Domingo 28 - C
El evangelio que acabamos de escuchar puede ser muy aprovechable en nuestra reflexión de hoy. La lepra era en aquella época, una enfermedad terrible, por su manifestación física (el cuerpo se llenaba de llagas) y sobre todo por la explicación de su origen, enfermar era resultado del pecado, si uno enfermaba era porque había hecho algo malo (esa expresión tan injusta “algo habrá hecho”); pero además esta enfermedad incurable llevaba consigo que el que la padecía no podía vivir con nadie ya que era contagiosa, y eran expulsados a las afueras de los pueblos y ciudades, hasta que les llegaba la muerte.

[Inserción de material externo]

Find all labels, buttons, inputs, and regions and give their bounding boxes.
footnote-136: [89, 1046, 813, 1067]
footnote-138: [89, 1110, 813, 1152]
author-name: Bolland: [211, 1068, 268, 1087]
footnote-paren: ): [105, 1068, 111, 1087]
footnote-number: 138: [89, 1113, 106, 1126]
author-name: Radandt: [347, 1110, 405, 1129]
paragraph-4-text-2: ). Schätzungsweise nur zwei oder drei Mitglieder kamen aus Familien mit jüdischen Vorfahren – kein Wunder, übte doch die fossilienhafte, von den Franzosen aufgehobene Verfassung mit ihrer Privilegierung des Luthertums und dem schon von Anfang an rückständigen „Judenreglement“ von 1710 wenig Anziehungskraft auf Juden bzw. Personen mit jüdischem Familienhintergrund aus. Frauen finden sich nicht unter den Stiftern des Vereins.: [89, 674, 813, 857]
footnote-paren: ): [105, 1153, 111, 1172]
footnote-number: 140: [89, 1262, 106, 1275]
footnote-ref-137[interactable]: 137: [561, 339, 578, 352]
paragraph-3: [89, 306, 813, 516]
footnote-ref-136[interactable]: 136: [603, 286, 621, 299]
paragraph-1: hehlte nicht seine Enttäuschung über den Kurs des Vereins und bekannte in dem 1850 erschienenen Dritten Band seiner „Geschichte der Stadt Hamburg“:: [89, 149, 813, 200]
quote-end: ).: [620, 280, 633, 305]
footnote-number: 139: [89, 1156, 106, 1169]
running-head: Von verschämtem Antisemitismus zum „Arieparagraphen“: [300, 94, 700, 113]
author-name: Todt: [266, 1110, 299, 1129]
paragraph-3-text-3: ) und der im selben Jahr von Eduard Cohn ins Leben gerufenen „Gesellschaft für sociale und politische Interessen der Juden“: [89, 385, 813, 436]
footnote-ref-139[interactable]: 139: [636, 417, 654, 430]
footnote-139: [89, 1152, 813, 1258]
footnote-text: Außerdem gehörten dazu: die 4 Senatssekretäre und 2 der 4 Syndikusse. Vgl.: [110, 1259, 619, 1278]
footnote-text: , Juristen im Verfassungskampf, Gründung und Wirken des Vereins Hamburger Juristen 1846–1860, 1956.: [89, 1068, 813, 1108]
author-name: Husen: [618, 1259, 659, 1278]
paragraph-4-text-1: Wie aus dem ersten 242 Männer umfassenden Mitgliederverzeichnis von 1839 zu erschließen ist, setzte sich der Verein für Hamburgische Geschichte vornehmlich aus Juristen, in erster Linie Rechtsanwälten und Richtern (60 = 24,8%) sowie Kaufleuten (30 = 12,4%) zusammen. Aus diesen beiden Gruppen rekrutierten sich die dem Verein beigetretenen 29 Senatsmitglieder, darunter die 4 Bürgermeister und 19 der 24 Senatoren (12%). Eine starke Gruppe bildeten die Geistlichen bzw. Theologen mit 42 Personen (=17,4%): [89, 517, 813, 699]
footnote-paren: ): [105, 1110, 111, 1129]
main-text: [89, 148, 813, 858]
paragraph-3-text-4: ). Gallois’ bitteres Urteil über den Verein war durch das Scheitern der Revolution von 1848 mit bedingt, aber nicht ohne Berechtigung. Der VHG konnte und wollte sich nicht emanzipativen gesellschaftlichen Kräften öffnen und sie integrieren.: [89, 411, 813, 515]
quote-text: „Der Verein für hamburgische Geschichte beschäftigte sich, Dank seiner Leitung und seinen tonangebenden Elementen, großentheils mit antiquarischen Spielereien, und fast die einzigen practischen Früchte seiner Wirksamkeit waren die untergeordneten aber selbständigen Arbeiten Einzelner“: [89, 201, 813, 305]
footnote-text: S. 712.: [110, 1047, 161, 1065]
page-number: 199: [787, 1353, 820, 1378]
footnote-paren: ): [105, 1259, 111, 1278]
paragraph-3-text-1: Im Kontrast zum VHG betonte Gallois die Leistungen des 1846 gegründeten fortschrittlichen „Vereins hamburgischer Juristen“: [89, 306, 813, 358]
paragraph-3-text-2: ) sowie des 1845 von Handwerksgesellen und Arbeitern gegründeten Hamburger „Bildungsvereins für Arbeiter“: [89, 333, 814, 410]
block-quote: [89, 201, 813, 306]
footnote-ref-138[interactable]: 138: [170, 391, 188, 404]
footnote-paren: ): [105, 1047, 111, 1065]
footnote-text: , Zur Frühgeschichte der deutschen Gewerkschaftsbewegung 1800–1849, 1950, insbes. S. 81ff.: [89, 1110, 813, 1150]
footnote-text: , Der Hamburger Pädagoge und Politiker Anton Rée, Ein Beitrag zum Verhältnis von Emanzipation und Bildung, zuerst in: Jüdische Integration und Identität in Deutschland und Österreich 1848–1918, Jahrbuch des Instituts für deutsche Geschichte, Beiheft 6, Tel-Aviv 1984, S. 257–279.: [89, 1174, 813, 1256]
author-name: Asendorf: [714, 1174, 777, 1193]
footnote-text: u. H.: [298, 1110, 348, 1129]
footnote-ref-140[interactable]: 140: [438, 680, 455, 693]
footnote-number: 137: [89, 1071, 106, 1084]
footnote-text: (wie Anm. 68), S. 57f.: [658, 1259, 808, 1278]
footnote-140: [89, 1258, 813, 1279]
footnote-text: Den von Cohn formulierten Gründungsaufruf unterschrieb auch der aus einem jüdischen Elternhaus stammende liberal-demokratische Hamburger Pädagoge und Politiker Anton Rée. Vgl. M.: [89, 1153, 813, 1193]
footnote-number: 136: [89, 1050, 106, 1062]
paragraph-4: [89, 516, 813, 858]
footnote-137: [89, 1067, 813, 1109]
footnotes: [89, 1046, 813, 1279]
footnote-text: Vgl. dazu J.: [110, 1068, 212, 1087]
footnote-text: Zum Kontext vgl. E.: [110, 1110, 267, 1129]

Ser leproso, era pertenecer a una población marginal y condenada a la exclusión mientras su enfermedad no fuese curada. En la actualidad es una enfermedad considerada como erradicada, pero sigue existiendo en pequeños círculos, para la mayoría desconocidos.
La curación de los diez leprosos no es fruto de un rito mágico, o de un juego de manos que hace Jesús, la curación se debe a la confianza que los diez tienen en la capacidad de Jesús de hacer posible lo imposible. Sin embargo, más importante que la curación es llegar a comprender lo que esa curación significa, y esto no lo llegaron a comprender todos los que fueron sanados.
Sólo uno (un samaritano, un extranjero hereje para los judíos) además de ser curado y ser devuelto a la vida normal, es capaz de ver en la curación un acto del poder de Dios. Los diez han compartido una misma experiencia: la de la curación, pero sólo uno experimentará la salvación, que es la auténtica y verdadera curación que necesita todo hombre, pues es la que lo capacita para volver y dar gracias a Dios de lo que le sucede. El definitivo milagro de Jesús, fue lograr que uno de ello no solo se alegrara por ser curado, sino que fuera capaz de reconocer la presencia de Dios en todo lo que le había pasado.
La experiencia de la salvación es una experiencia que felizmente, siguen teniendo muchas personas, en nuestros días, pero son muchos más los que no sólo no llegan a tenerla, sino que ni siquiera sienten la necesidad de experimentarla, porque su salvación está puesta en otras cosas.
El ser agradecidos, suele ser una actitud para la que se nos enseña desde pequeños, todos hemos aprendido a decir gracias cuando recibimos algo, más adelante cuando vamos creciendo aprendemos a descubrir que el agradecimiento es algo más que decir gracias, sino que es una actitud del corazón. El corazón agradecido es aquel que es capaz de actuar desde la premisa de que no lo tenemos todo, que necesitamos más cosas de las que creemos de los de los que nos rodean, y esa actitud nos lleva a ser agradecidos por lo que recibimos de forma gratuita. Y además, el agradecido suele ser él al mismo tiempo generoso, ya que si soy capaz de reconocer que necesito de los otros, aprendo que puede haber otros que necesiten de mí, y estaré dispuesto a dar lo que me pidan y a compartir lo que tengo.
Podríamos hoy examinarnos sobre nuestro ser o no ser agradecidos. En nuestra vida podremos descubrir muchas circunstancias en las que el otro nos hace el bien, pero no sé si solemos o sabemos estar a la altura. De los diez del evangelio sólo uno fue capaz de volver a dar gracias y demostrar con su presencia su disposición a hacer lo que fuera por aquel que lo había salvado. Sólo uno tenía el corazón agradecido como para expresar ese agradecimiento.
El agradecimiento del cristiano, el agradecimiento del hombre de fe, siempre va dirigido en última instancia hacía Dios, ese Dios que nos quiere, y al que le debemos tantas cosas. Hoy le agradecemos al Señor todo lo que hace por nosotros. Te damos gracias Señor, y te pedimos que nos des un corazón agradecido y generoso.